When riding in the car, the person with a chest incision should insert a small rolled towel between the incision and the seat belt to act as a shock absorber. When showering, warm water is preferred over hot water because it is less irritating to the chest incision. Allowing the water to gently run onto the incision will increase circulation and promote healing, however, taking a bath, swimming, or soaking in a hot tub is not recommended until a month has passed since the surgery. The incision should be washed daily with mild soap and warm water, then dried with a soft towel.


Lotions and powders should also be avoided for about a month or until the incision's scab falls off. If the incision has been closed with steri-strips or paper strips, they will gradually peel away as the person takes a daily shower. If the strips do not come off with showering, they may be gently removed after about five days. If the incision has been closed with sutures, showering should be done with the back against the spray of the water. The spray of the water might irritate the sutures as might rubbing them with soap and water. A better alternative is to place a mild soap and warm water on a washcloth to gently wash the incision.

Monitoring for signs of infection also is important when caring for a chest incision. At the first sign of infection, the surgeon should be notified.
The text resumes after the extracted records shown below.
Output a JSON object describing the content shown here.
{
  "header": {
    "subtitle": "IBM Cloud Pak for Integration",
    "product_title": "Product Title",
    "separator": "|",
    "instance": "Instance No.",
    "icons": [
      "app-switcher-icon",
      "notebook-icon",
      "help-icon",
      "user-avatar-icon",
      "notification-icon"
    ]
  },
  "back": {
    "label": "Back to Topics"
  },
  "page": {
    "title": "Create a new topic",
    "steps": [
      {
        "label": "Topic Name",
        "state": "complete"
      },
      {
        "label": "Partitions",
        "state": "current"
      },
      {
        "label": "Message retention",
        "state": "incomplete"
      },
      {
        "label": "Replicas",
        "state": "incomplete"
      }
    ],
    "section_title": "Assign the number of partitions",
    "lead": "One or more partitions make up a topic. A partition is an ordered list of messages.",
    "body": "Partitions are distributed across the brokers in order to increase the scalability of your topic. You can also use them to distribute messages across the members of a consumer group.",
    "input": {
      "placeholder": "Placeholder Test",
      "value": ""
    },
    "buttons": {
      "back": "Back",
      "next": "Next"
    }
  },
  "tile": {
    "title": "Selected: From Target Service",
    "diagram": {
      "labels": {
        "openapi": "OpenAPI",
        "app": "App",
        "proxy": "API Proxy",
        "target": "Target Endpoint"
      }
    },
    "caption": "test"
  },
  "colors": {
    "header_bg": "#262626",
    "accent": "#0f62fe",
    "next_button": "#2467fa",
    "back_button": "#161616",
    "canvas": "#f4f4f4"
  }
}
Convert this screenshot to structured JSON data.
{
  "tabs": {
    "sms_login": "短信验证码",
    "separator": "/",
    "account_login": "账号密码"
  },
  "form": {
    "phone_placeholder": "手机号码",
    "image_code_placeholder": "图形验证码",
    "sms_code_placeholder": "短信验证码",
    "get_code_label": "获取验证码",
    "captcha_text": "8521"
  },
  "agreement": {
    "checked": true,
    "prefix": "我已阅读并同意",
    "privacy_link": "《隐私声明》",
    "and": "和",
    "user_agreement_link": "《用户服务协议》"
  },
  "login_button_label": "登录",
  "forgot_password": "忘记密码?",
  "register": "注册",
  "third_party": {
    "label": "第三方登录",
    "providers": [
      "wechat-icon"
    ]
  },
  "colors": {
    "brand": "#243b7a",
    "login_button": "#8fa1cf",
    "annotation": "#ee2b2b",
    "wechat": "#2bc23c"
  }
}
Signs of infection include redness at the incision site, drainage, and an increase in temperature over the incision site. Also, the oozing of fluid, pus, or blood from the incision, or a fever may indicate an infection.

Pain, tightness, itching, or numbness may also be present around the incision site. Patients should take prescription pain relievers as directed by the surgeon to ease discomfort, and an over-the-counter antihistamine to manage itching. Prior to taking an antihistamine or other over-the-counter medications, vitamins or dietary supplements, the surgeon should be consulted to determine if it is safe to do so.